Unlike traditional middle college programs which typically require students to attend classes on a separate college campus, early college allows students to take a mix of both high school and college courses within their normal school day. The courses would be taught by faculty from SJECCD.
The district began offering a similar program at Milpitas High School in 2017, where it built a physical community college extension on campus. The district already offers some college courses throughout East San Jose, but has yet to build a robust, early college program in the area.
Rosalie Ledesma, executive director of government and external affairs for SJECCD, said the district sees an early college program in East San Jose as an “investment in educational equity for students of color.”
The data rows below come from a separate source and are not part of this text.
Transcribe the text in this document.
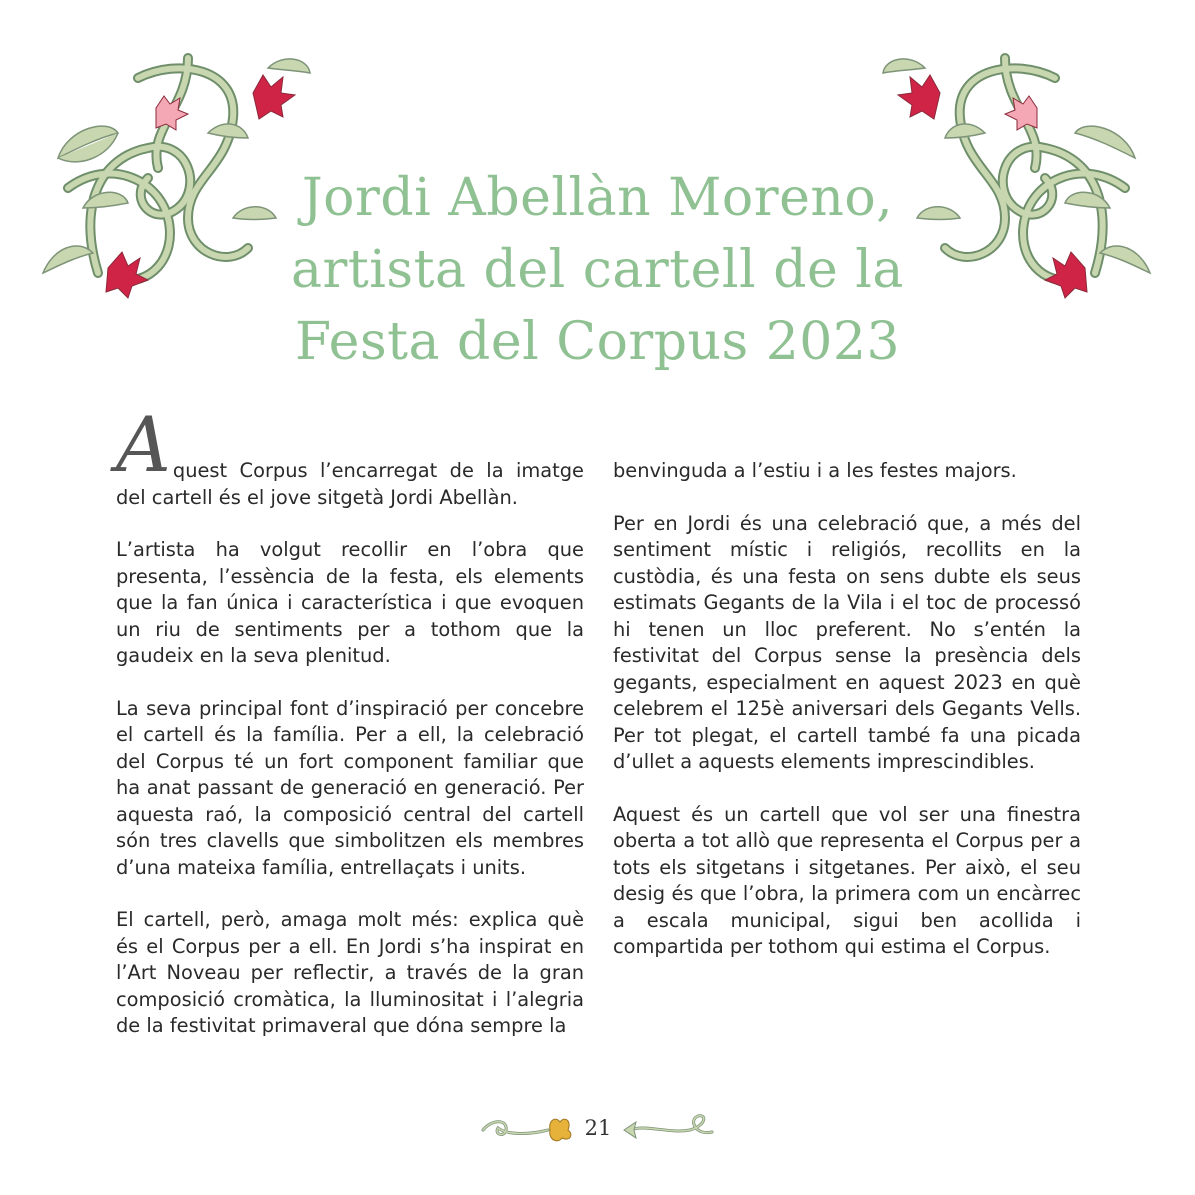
Jordi Abellàn Moreno,
artista del cartell de la
Festa del Corpus 2023

Aquest Corpus l’encarregat de la imatge del cartell és el jove sitgetà Jordi Abellàn.

L’artista ha volgut recollir en l’obra que presenta, l’essència de la festa, els elements que la fan única i característica i que evoquen un riu de sentiments per a tothom que la gaudeix en la seva plenitud.

La seva principal font d’inspiració per concebre el cartell és la família. Per a ell, la celebració del Corpus té un fort component familiar que ha anat passant de generació en generació. Per aquesta raó, la composició central del cartell són tres clavells que simbolitzen els membres d’una mateixa família, entrellaçats i units.

El cartell, però, amaga molt més: explica què és el Corpus per a ell. En Jordi s’ha inspirat en l’Art Noveau per reflectir, a través de la gran composició cromàtica, la lluminositat i l’alegria de la festivitat primaveral que dóna sempre la

benvinguda a l’estiu i a les festes majors.

Per en Jordi és una celebració que, a més del sentiment místic i religiós, recollits en la custòdia, és una festa on sens dubte els seus estimats Gegants de la Vila i el toc de processó hi tenen un lloc preferent. No s’entén la festivitat del Corpus sense la presència dels gegants, especialment en aquest 2023 en què celebrem el 125è aniversari dels Gegants Vells. Per tot plegat, el cartell també fa una picada d’ullet a aquests elements imprescindibles.

Aquest és un cartell que vol ser una finestra oberta a tot allò que representa el Corpus per a tots els sitgetans i sitgetanes. Per això, el seu desig és que l’obra, la primera com un encàrrec a escala municipal, sigui ben acollida i compartida per tothom qui estima el Corpus.

21
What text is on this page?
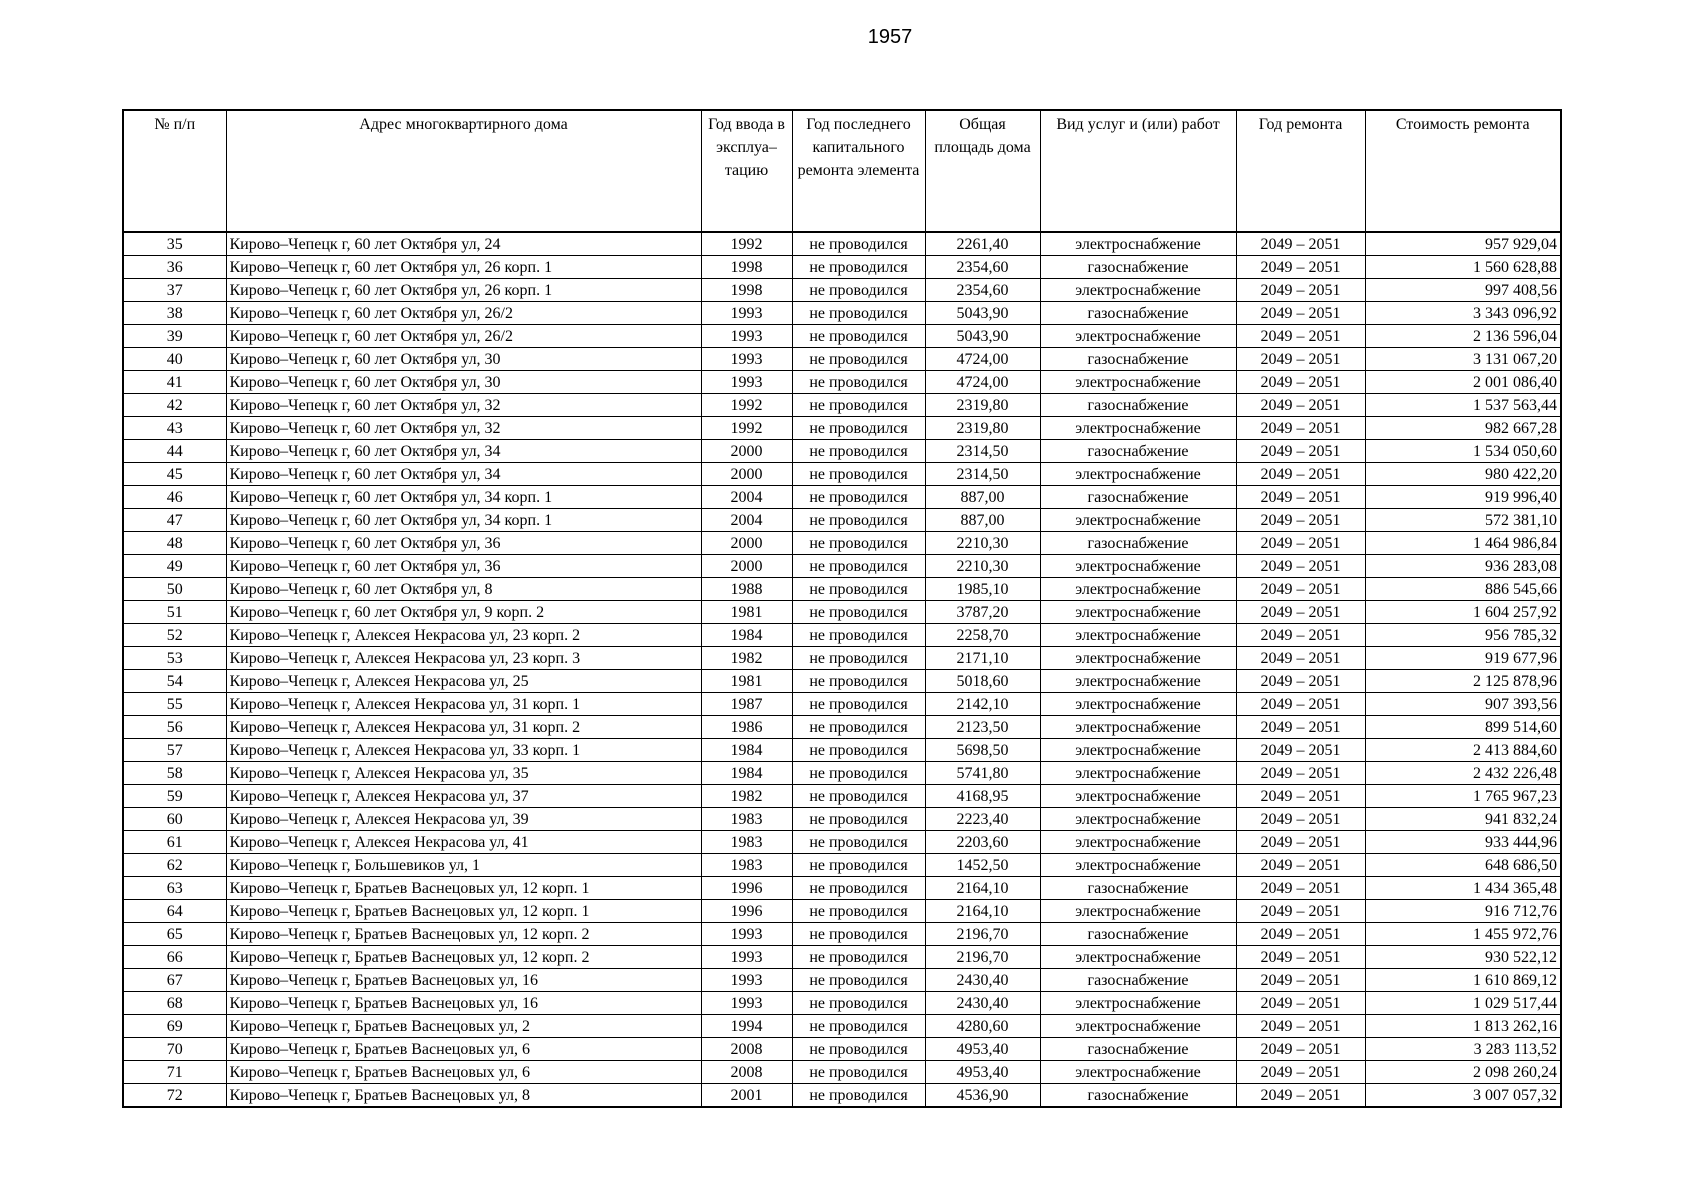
1957
№ п/п	Адрес многоквартирного дома	Год ввода в эксплуа–тацию	Год последнего капитального ремонта элемента	Общая площадь дома	Вид услуг и (или) работ	Год ремонта	Стоимость ремонта
35	Кирово–Чепецк г, 60 лет Октября ул, 24	1992	не проводился	2261,40	электроснабжение	2049 – 2051	957 929,04
36	Кирово–Чепецк г, 60 лет Октября ул, 26 корп. 1	1998	не проводился	2354,60	газоснабжение	2049 – 2051	1 560 628,88
37	Кирово–Чепецк г, 60 лет Октября ул, 26 корп. 1	1998	не проводился	2354,60	электроснабжение	2049 – 2051	997 408,56
38	Кирово–Чепецк г, 60 лет Октября ул, 26/2	1993	не проводился	5043,90	газоснабжение	2049 – 2051	3 343 096,92
39	Кирово–Чепецк г, 60 лет Октября ул, 26/2	1993	не проводился	5043,90	электроснабжение	2049 – 2051	2 136 596,04
40	Кирово–Чепецк г, 60 лет Октября ул, 30	1993	не проводился	4724,00	газоснабжение	2049 – 2051	3 131 067,20
41	Кирово–Чепецк г, 60 лет Октября ул, 30	1993	не проводился	4724,00	электроснабжение	2049 – 2051	2 001 086,40
42	Кирово–Чепецк г, 60 лет Октября ул, 32	1992	не проводился	2319,80	газоснабжение	2049 – 2051	1 537 563,44
43	Кирово–Чепецк г, 60 лет Октября ул, 32	1992	не проводился	2319,80	электроснабжение	2049 – 2051	982 667,28
44	Кирово–Чепецк г, 60 лет Октября ул, 34	2000	не проводился	2314,50	газоснабжение	2049 – 2051	1 534 050,60
45	Кирово–Чепецк г, 60 лет Октября ул, 34	2000	не проводился	2314,50	электроснабжение	2049 – 2051	980 422,20
46	Кирово–Чепецк г, 60 лет Октября ул, 34 корп. 1	2004	не проводился	887,00	газоснабжение	2049 – 2051	919 996,40
47	Кирово–Чепецк г, 60 лет Октября ул, 34 корп. 1	2004	не проводился	887,00	электроснабжение	2049 – 2051	572 381,10
48	Кирово–Чепецк г, 60 лет Октября ул, 36	2000	не проводился	2210,30	газоснабжение	2049 – 2051	1 464 986,84
49	Кирово–Чепецк г, 60 лет Октября ул, 36	2000	не проводился	2210,30	электроснабжение	2049 – 2051	936 283,08
50	Кирово–Чепецк г, 60 лет Октября ул, 8	1988	не проводился	1985,10	электроснабжение	2049 – 2051	886 545,66
51	Кирово–Чепецк г, 60 лет Октября ул, 9 корп. 2	1981	не проводился	3787,20	электроснабжение	2049 – 2051	1 604 257,92
52	Кирово–Чепецк г, Алексея Некрасова ул, 23 корп. 2	1984	не проводился	2258,70	электроснабжение	2049 – 2051	956 785,32
53	Кирово–Чепецк г, Алексея Некрасова ул, 23 корп. 3	1982	не проводился	2171,10	электроснабжение	2049 – 2051	919 677,96
54	Кирово–Чепецк г, Алексея Некрасова ул, 25	1981	не проводился	5018,60	электроснабжение	2049 – 2051	2 125 878,96
55	Кирово–Чепецк г, Алексея Некрасова ул, 31 корп. 1	1987	не проводился	2142,10	электроснабжение	2049 – 2051	907 393,56
56	Кирово–Чепецк г, Алексея Некрасова ул, 31 корп. 2	1986	не проводился	2123,50	электроснабжение	2049 – 2051	899 514,60
57	Кирово–Чепецк г, Алексея Некрасова ул, 33 корп. 1	1984	не проводился	5698,50	электроснабжение	2049 – 2051	2 413 884,60
58	Кирово–Чепецк г, Алексея Некрасова ул, 35	1984	не проводился	5741,80	электроснабжение	2049 – 2051	2 432 226,48
59	Кирово–Чепецк г, Алексея Некрасова ул, 37	1982	не проводился	4168,95	электроснабжение	2049 – 2051	1 765 967,23
60	Кирово–Чепецк г, Алексея Некрасова ул, 39	1983	не проводился	2223,40	электроснабжение	2049 – 2051	941 832,24
61	Кирово–Чепецк г, Алексея Некрасова ул, 41	1983	не проводился	2203,60	электроснабжение	2049 – 2051	933 444,96
62	Кирово–Чепецк г, Большевиков ул, 1	1983	не проводился	1452,50	электроснабжение	2049 – 2051	648 686,50
63	Кирово–Чепецк г, Братьев Васнецовых ул, 12 корп. 1	1996	не проводился	2164,10	газоснабжение	2049 – 2051	1 434 365,48
64	Кирово–Чепецк г, Братьев Васнецовых ул, 12 корп. 1	1996	не проводился	2164,10	электроснабжение	2049 – 2051	916 712,76
65	Кирово–Чепецк г, Братьев Васнецовых ул, 12 корп. 2	1993	не проводился	2196,70	газоснабжение	2049 – 2051	1 455 972,76
66	Кирово–Чепецк г, Братьев Васнецовых ул, 12 корп. 2	1993	не проводился	2196,70	электроснабжение	2049 – 2051	930 522,12
67	Кирово–Чепецк г, Братьев Васнецовых ул, 16	1993	не проводился	2430,40	газоснабжение	2049 – 2051	1 610 869,12
68	Кирово–Чепецк г, Братьев Васнецовых ул, 16	1993	не проводился	2430,40	электроснабжение	2049 – 2051	1 029 517,44
69	Кирово–Чепецк г, Братьев Васнецовых ул, 2	1994	не проводился	4280,60	электроснабжение	2049 – 2051	1 813 262,16
70	Кирово–Чепецк г, Братьев Васнецовых ул, 6	2008	не проводился	4953,40	газоснабжение	2049 – 2051	3 283 113,52
71	Кирово–Чепецк г, Братьев Васнецовых ул, 6	2008	не проводился	4953,40	электроснабжение	2049 – 2051	2 098 260,24
72	Кирово–Чепецк г, Братьев Васнецовых ул, 8	2001	не проводился	4536,90	газоснабжение	2049 – 2051	3 007 057,32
“The problem is the low performing academic rates in East Side Unified School Districts, particularly with Latinx students,” said Ledesma. “A whopping 84% of Latinx 11th graders in the East Side Union High School District are not proficient in math and 57% are not proficient in English. This creates an underprepared pool which then creates a multitude of challenges and a very bleak outlook for Latino families, the community colleges who enroll them and then the taxpayers who rely on their workforce.”
While Latinx college acceptance and enrollment rates have risen over the past few years, the COVID-19 pandemic threatens to erase those gains, said Ledesma at a community meeting hosted by District 5 United on Oct. 20.
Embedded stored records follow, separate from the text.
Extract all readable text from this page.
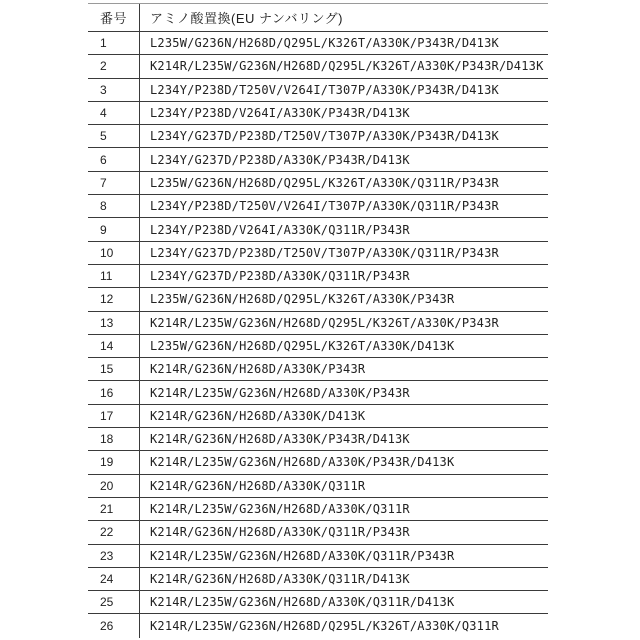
番号	アミノ酸置換(EU ナンバリング)
1	L235W/G236N/H268D/Q295L/K326T/A330K/P343R/D413K
2	K214R/L235W/G236N/H268D/Q295L/K326T/A330K/P343R/D413K
3	L234Y/P238D/T250V/V264I/T307P/A330K/P343R/D413K
4	L234Y/P238D/V264I/A330K/P343R/D413K
5	L234Y/G237D/P238D/T250V/T307P/A330K/P343R/D413K
6	L234Y/G237D/P238D/A330K/P343R/D413K
7	L235W/G236N/H268D/Q295L/K326T/A330K/Q311R/P343R
8	L234Y/P238D/T250V/V264I/T307P/A330K/Q311R/P343R
9	L234Y/P238D/V264I/A330K/Q311R/P343R
10	L234Y/G237D/P238D/T250V/T307P/A330K/Q311R/P343R
11	L234Y/G237D/P238D/A330K/Q311R/P343R
12	L235W/G236N/H268D/Q295L/K326T/A330K/P343R
13	K214R/L235W/G236N/H268D/Q295L/K326T/A330K/P343R
14	L235W/G236N/H268D/Q295L/K326T/A330K/D413K
15	K214R/G236N/H268D/A330K/P343R
16	K214R/L235W/G236N/H268D/A330K/P343R
17	K214R/G236N/H268D/A330K/D413K
18	K214R/G236N/H268D/A330K/P343R/D413K
19	K214R/L235W/G236N/H268D/A330K/P343R/D413K
20	K214R/G236N/H268D/A330K/Q311R
21	K214R/L235W/G236N/H268D/A330K/Q311R
22	K214R/G236N/H268D/A330K/Q311R/P343R
23	K214R/L235W/G236N/H268D/A330K/Q311R/P343R
24	K214R/G236N/H268D/A330K/Q311R/D413K
25	K214R/L235W/G236N/H268D/A330K/Q311R/D413K
26	K214R/L235W/G236N/H268D/Q295L/K326T/A330K/Q311R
“It’s critical that we get moving on this work as soon as possible because we are seeing the devastating and disproportionate impact to East San Jose, in particular with the coronavirus,” Ledesma said. “We’re also seeing an alarming number of students across the nation that are having to reduce the number of college courses that they’re taking. They’re either completely forgoing college this year or having to decide that they are not going to pursue college in the near future.”
She added that 50% of these families have lost one or more sources of income and have had to place college on the back burner as a result. Early college programs save students and families thousands of dollars on college and up to two years of time, she said.
“All the data show that these early college programs on high school campuses improve high school graduation, improve college readiness, boost the number of certificates and increase baccalaureate attainment,” Ledesma said. “If you don’t address increasingly inequitable education gaps to keep these students on track for college, we are going to lose them.”
SJECCD has yet to determine which school the pilot program will take place in and if the courses will be elective, by application or part of students’ normal coursework. Ledesma said the district will be channeling its existing resources to get the program started but will need partners in the private sector and in legislature to build the program.
“While we are still in the early stages of developing these important partnerships and programs, we are working to build a broad coalition of educators and community organizations that are invested in the success of East San Jose and its residents,” said Byron Clift Breland, SJECCD chancellor.
“The high schools in East San Jose do not have the financial or programmatic resources to be able to do this vital work alone. By working together in this fashion we will be able to make a significant impact on educational outcomes in East San Jose. It’s important that this work be done correctly, be developed together, and be implemented now,” he said.
Bonilla said access to education is a basic human right.
“If you don’t have a car or have two or three jobs, having a community college offer courses in your community can be the difference between you breaking that chain or staying with that cycle so that we’re having this same conversation in 30 years,” Bonilla said.